But what’s really weird, flipping backwards in this book, I did remember most of what had happened. Just not off the top of my head.

“Oh yeah…that’s the part where he sets up his son with beers on the porch to discourage neighbors from moving in.”

“Oh yeah…that’s the part where he and his son talk about cocaine.”

Okay, the book.

The author definitely has a gift for talking about movies. It’s the kind of book that makes you want to go back and watch some of those old terrible movies that everyone says you should watch. I usually respond to those people with a polite “BITCH do I LOOK LIKE someone who does fucking homework?” However, I sometimes carry a backpack and I have adult braces, so the answer to that one is Yes more often than I’d prefer.
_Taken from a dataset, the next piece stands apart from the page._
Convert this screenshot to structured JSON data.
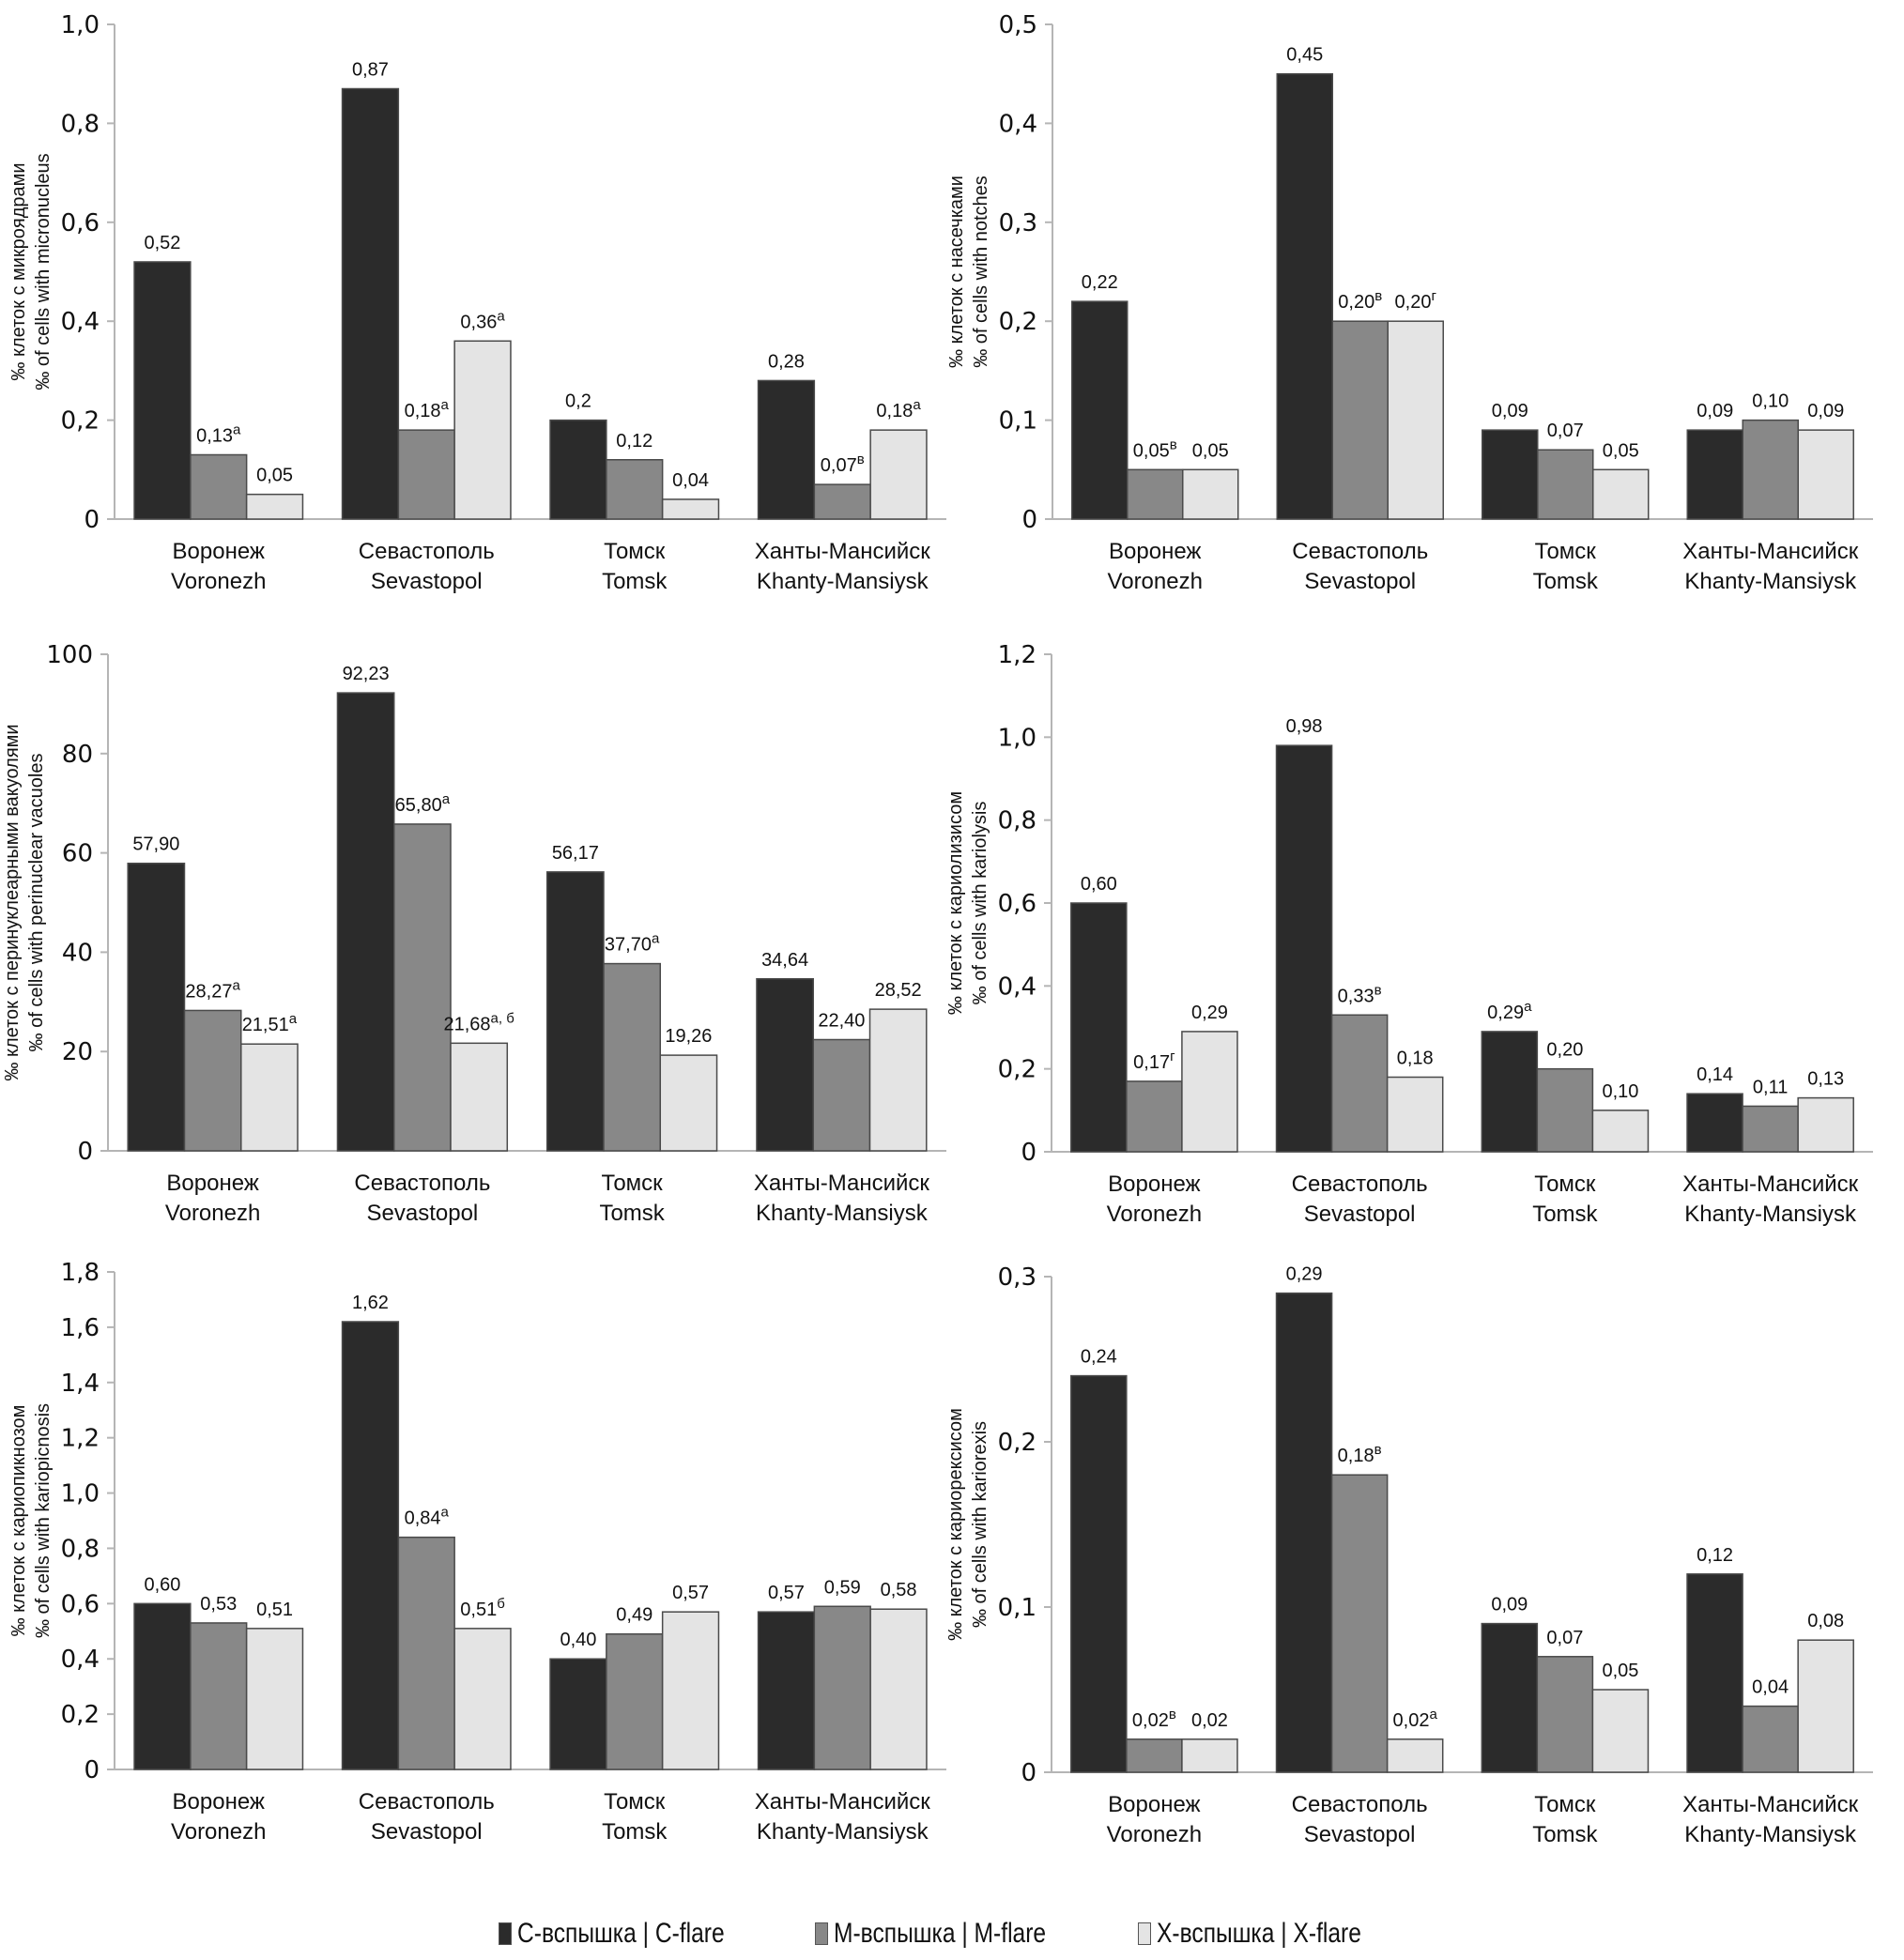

The movie parts are great, but the father/son stuff fell a little flat for me. I thought it was going to be great. A son who hates school gets the chance to drop out provided he and his father watch three movies a week together? Sounds like fertile ground, no?

Well, it turns out, no.

I mean, I hated school. HATED it. I even tried that BITCH/homework line there a few times, and it was only slightly less effective than it is now. I would have dropped out to watch three movies a week, absolutely, no doubt. Hell, I would have dropped out if I had to commit three murders a week with a parent. That would have been a decent trade in my eyes.

Sadly, however, I never got the offer. And though the son in the book learns a lot about film, I would say that the remarkable thing about the whole adventure is the fact that, clearly, education beyond the 8th grade might be kinda bullshit. I don’t know for sure, I don’t know if the son is in a gutter somewhere, but I doubt it. And he seemed to be going through the same shit that we all went through at that age, namely a series of extremely painful relationships that ended in ways that were hurtful to all involved. THANK GOODNESS WE ALL STOPPED DOING THAT STUFF, HUH? HAHAHAHA! HUH!?

-ahem-

At any rate, for doing something like this, the true outcome is that it’s no big deal. It’s no big deal in that the kid seems about average.

In fact, I know a lot of people would question the wisdom of doing something like this, myself included. But on the other hand, I don’t think fathers and sons spend a ton of time together. Especially after those sons are over the age of 15. Really, the experiment here seemed to be about whether it was worth it to have a potentially drastic negative impact on your son’s life with this plan, but the benefit would be that you would have spent a good long time doing something together when he was of an age that the two of you could actually have an intelligent discussion. I feel like a lot of dads check out during this part of life. Shrug and figure there’s not much use talking to kids during those teen years.

Ultimately, the reason it all works out is because the parents obviously care about their son. They may not make all the right choices, but they think a lot about the choices they do make, and the entire book reads like a letter of love and admiration from a father to a son.

So the reading of the book didn’t do a lot for me. That said, I’m glad that someone out there did something like this. And I can’t imagine a lot of people (those with shithead dads excluded) who would prefer a high school diploma over some quality time spent with dad.”